7The king was enraged. He sent his troops, destroyed those murderers, and burned their city. 8Then he said to his slaves, ‘The wedding is ready, but those invited were not worthy. 9Go therefore into the main streets, and invite everyone you find to the wedding banquet.’
10Those slaves went out into the streets and gathered all whom they found, both good and bad; so the wedding hall was filled with guests.
11“But when the king came in to see the guests, he noticed a man there who was not wearing a wedding robe, 12and he said to him, ‘Friend, how did you get in here without a wedding robe?’ And he was speechless. 13Then the king said to the attendants, ‘Bind him hand and foot, and throw him into the outer darkness, where there will be weeping and gnashing of teeth.’
14For many are called, but few are chosen.”
First, the good news. God wants the tables to be filled. There’s going to be a banquet, by God, and resistance is futile.
The gospel of our Lord.
It is true, and it is the good news of the kingdom coming. But we’re not there yet.
Too often this parable has been taught or understood as Christians are In, the Jews are Out. That is wrong. This is not a supersessionist, anti-Semitic text. Jesus told it against Jewish leadership, not against the Jewish people. He told it against human nature and the representatives of the status quo – those elite power brokers of every culture and place. It’s being told against classism, racism, against passive-ism and hegemony. Because we’re all invited to the Banquet. That’s the point of the parable. We all always have been invited into the presence of the King of Glory. We all have always been urged, enticed, invited to the feast of good food, flowing oil, healthy waters, regenerative life in the way and will of God.
We just don’t want to go.
We don’t want to do it that way – in that all-inclusive, everybody’s welcome, pull-up-a-chair way of the kingdom. Because…. well, because, how much are you really willing to give up to ensure that others have the same choices and chances? I think that is the key question.

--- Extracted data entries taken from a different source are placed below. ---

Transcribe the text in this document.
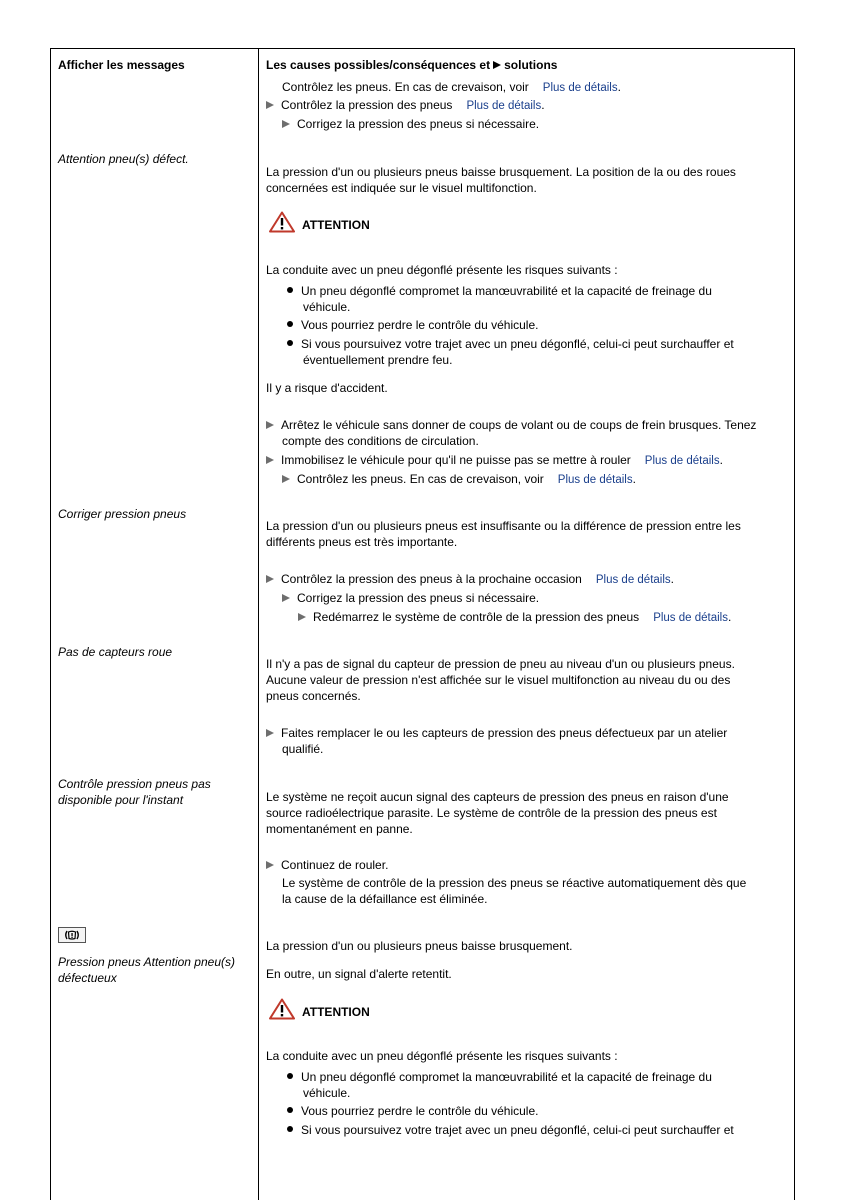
Afficher les messages	Les causes possibles/conséquences et solutions
Contrôlez les pneus. En cas de crevaison, voir Plus de détails.
Contrôlez la pression des pneus Plus de détails.
Corrigez la pression des pneus si nécessaire.
Attention pneu(s) défect.
La pression d'un ou plusieurs pneus baisse brusquement. La position de la ou des roues
concernées est indiquée sur le visuel multifonction.
ATTENTION
La conduite avec un pneu dégonflé présente les risques suivants :
Un pneu dégonflé compromet la manœuvrabilité et la capacité de freinage du
véhicule.
Vous pourriez perdre le contrôle du véhicule.
Si vous poursuivez votre trajet avec un pneu dégonflé, celui-ci peut surchauffer et
éventuellement prendre feu.
Il y a risque d'accident.
Arrêtez le véhicule sans donner de coups de volant ou de coups de frein brusques. Tenez
compte des conditions de circulation.
Immobilisez le véhicule pour qu'il ne puisse pas se mettre à rouler Plus de détails.
Contrôlez les pneus. En cas de crevaison, voir Plus de détails.
Corriger pression pneus
La pression d'un ou plusieurs pneus est insuffisante ou la différence de pression entre les
différents pneus est très importante.
Contrôlez la pression des pneus à la prochaine occasion Plus de détails.
Corrigez la pression des pneus si nécessaire.
Redémarrez le système de contrôle de la pression des pneus Plus de détails.
Pas de capteurs roue
Il n'y a pas de signal du capteur de pression de pneu au niveau d'un ou plusieurs pneus.
Aucune valeur de pression n'est affichée sur le visuel multifonction au niveau du ou des
pneus concernés.
Faites remplacer le ou les capteurs de pression des pneus défectueux par un atelier
qualifié.
Contrôle pression pneus pas
disponible pour l'instant	Le système ne reçoit aucun signal des capteurs de pression des pneus en raison d'une
source radioélectrique parasite. Le système de contrôle de la pression des pneus est
momentanément en panne.
Continuez de rouler.
Le système de contrôle de la pression des pneus se réactive automatiquement dès que
la cause de la défaillance est éliminée.
Pression pneus Attention pneu(s)
défectueux
La pression d'un ou plusieurs pneus baisse brusquement.
En outre, un signal d'alerte retentit.
ATTENTION
La conduite avec un pneu dégonflé présente les risques suivants :
Un pneu dégonflé compromet la manœuvrabilité et la capacité de freinage du
véhicule.
Vous pourriez perdre le contrôle du véhicule.
Si vous poursuivez votre trajet avec un pneu dégonflé, celui-ci peut surchauffer et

It is the original and perennial hot button. It can be asked functionally, or economically, or spiritually. How much are we willing to let go of our ways, our will, our leverage, the specific shape of our beliefs so that the invitation seems actually inviting to those who aren’t already like us? And if anyone is admitted, then what becomes of the rules or codes of behavior and standards of belief that we think are necessary and that have gotten us thus far along the way? This is not a trivial faith question.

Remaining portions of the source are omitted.